Grands séismes : première modélisation 3D de la zone de subduction des Petites Antilles
Des chercheurs du laboratoire Géoazur (CNRS/ Université Nice Sophia Antipolis1/Observatoire de la Côte d’Azur/IRD) et de l’Institut de physique du globe de Paris (IPGP de Paris/ CNRS/ Université Paris Diderot) viennent d’obtenir pour la première fois une image tridimensionnelle de la faille de subduction des Petites Antilles2, où la plaque de l’océan Atlantique plonge sous la plaque Caraïbe sur les 150 premiers kilomètres de profondeur. Cette rencontre ne se fait pas sans friction : elle peut générer de grands séismes comme ceux de 1839 et 1843, d’une magnitude estimée entre 7.5 et 8.5 et qui ont dévastés les villes de Fort de France en Martinique et de Pointe à Pitre en Guadeloupe, ayant entrainé la mort de milliers de personnes. Depuis les années 2000, les chercheurs ont acquis sur la zone de subduction des Petites Antilles une très grande quantité de données sismologiques3, enregistrée par des centaines de sismomètres en mer et à terre et deux autres techniques d’imagerie (sismique multitrace4et de sismique réfraction5), dans une zone allant d’Antigua au nord, jusqu’à la Martinique au sud. Résultat majeur de ces travaux, l’extension de la zone cassante de la faille jusqu’à de plus grandes profondeurs qu’initialement considérées, augmente la magnitude maximale des séismes possibles mais rapprochent aussi cette zone de rupture des côtes insulaires. Ces travaux sont particulièrement importants pour comprendre le comportement de la zone de faille. De futures modélisations pourront être entreprises avec une géométrie en 3D plus réaliste et ainsi contribuer à anticiper la magnitude des grands séismes susceptibles d’affecter cette zone. Ce modèle, qui sera mis à la disposition de la communauté scientifique afin d’étudier la sismicité courante de la région, est publié dans Nature Communications le 10 juillet 2017.

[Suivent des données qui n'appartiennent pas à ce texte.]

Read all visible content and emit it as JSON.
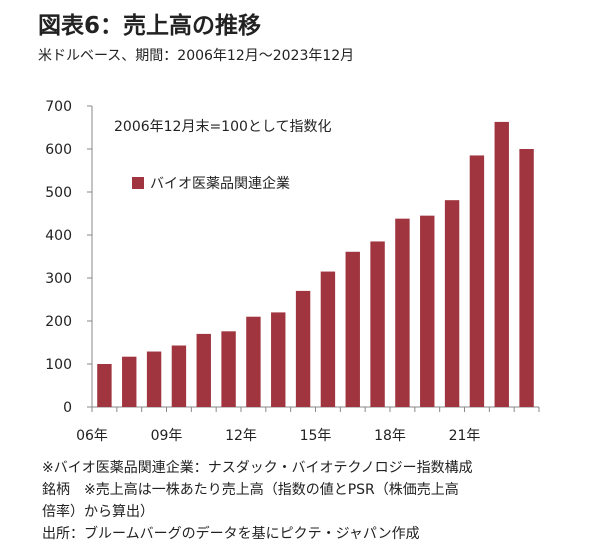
{
  "title": "図表6：売上高の推移",
  "subtitle": "米ドルベース、期間：2006年12月～2023年12月",
  "notes": [
    "※バイオ医薬品関連企業：ナスダック・バイオテクノロジー指数構成",
    "銘柄　※売上高は一株あたり売上高（指数の値とPSR（株価売上高",
    "倍率）から算出）",
    "出所：ブルームバーグのデータを基にピクテ・ジャパン作成"
  ],
  "chart_data": {
    "type": "bar",
    "annotation": "2006年12月末=100として指数化",
    "series": [
      {
        "name": "バイオ医薬品関連企業",
        "color": "#a0353f",
        "values": [
          100,
          117,
          129,
          143,
          170,
          176,
          210,
          220,
          270,
          315,
          361,
          385,
          438,
          445,
          481,
          585,
          663,
          600
        ]
      }
    ],
    "x_tick_labels": [
      "06年",
      "",
      "",
      "09年",
      "",
      "",
      "12年",
      "",
      "",
      "15年",
      "",
      "",
      "18年",
      "",
      "",
      "21年",
      "",
      ""
    ],
    "ylim": [
      0,
      700
    ],
    "yticks": [
      0,
      100,
      200,
      300,
      400,
      500,
      600,
      700
    ],
    "grid": false,
    "legend_position": "top-left"
  }
}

Les études menées en mer ont été réalisées à bord de navires de recherche de l’IFREMER (N/O Atalante), de l’IRD (N/O Antéa) et allemand (R/V Maria S. Merian).
Sources
Dehydration of subducting slow-spread oceanic lithosphere in the Lesser Antilles, M. Paulatto, M. Laigle, A. Galve, P. Charvis, M. Sapin, G. Bayrakci, M. Evain, H. Kopp, Nature Communication, 10 juillet 2017
Notes
1-Membre de l’Université Côte d’Azur
2-Cette étude a pu être possible grâce au financement du salaire post-doctoral de 2 ans par Axa Research Fund (2014-2015) et de 1 an par l'Institut de France (2016) pour Michele Paulatto.
3-Ce grand programme d’acquisition de données sismiques et sismologiques de cette moitié nord de l’Arc des Petites Antilles a bénéficié du soutien de l’ANR, de l’Europe et a obtenu le Prix de la subvention scientifique de la Fondation Simone et Cino del Duca de l’Académie des Sciences en 2015 (P.I. M. Laigle).
4-Technique qui consiste à envoyer des ondes dans le sous-sol grâce à une puissante source pneumatique embarquée à bord d'un navire de recherche océanographique et à les enregistrer par une flûte de capteurs longue de plusieurs kilomètres. Elle permet d’imager les interfaces et les discontinuités majeures du sous-sol sur les 15 premiers kilomètres et donne des informations sur la structure du milieu et la géométrie des failles.
5-Technique qui consiste à enregistrer les mêmes ondes émises, mais à distances beaucoup plus grandes sur des stations fixes et en trois dimensions. Ceci permet de sonder les structures à plus grande profondeur, jusqu'à 30-40 km, en mesurant les vitesses de propagation de ces ondes qui renseignent alors sur les propriétés physiques du milieu. Celles-ci dépendent de nombreux facteurs, comme la composition, la température, le degré de fracturation, le contenu en fluides, etc, mais les grands sauts de vitesse en profondeur témoignent des interfaces majeures, telle la base de la croûte.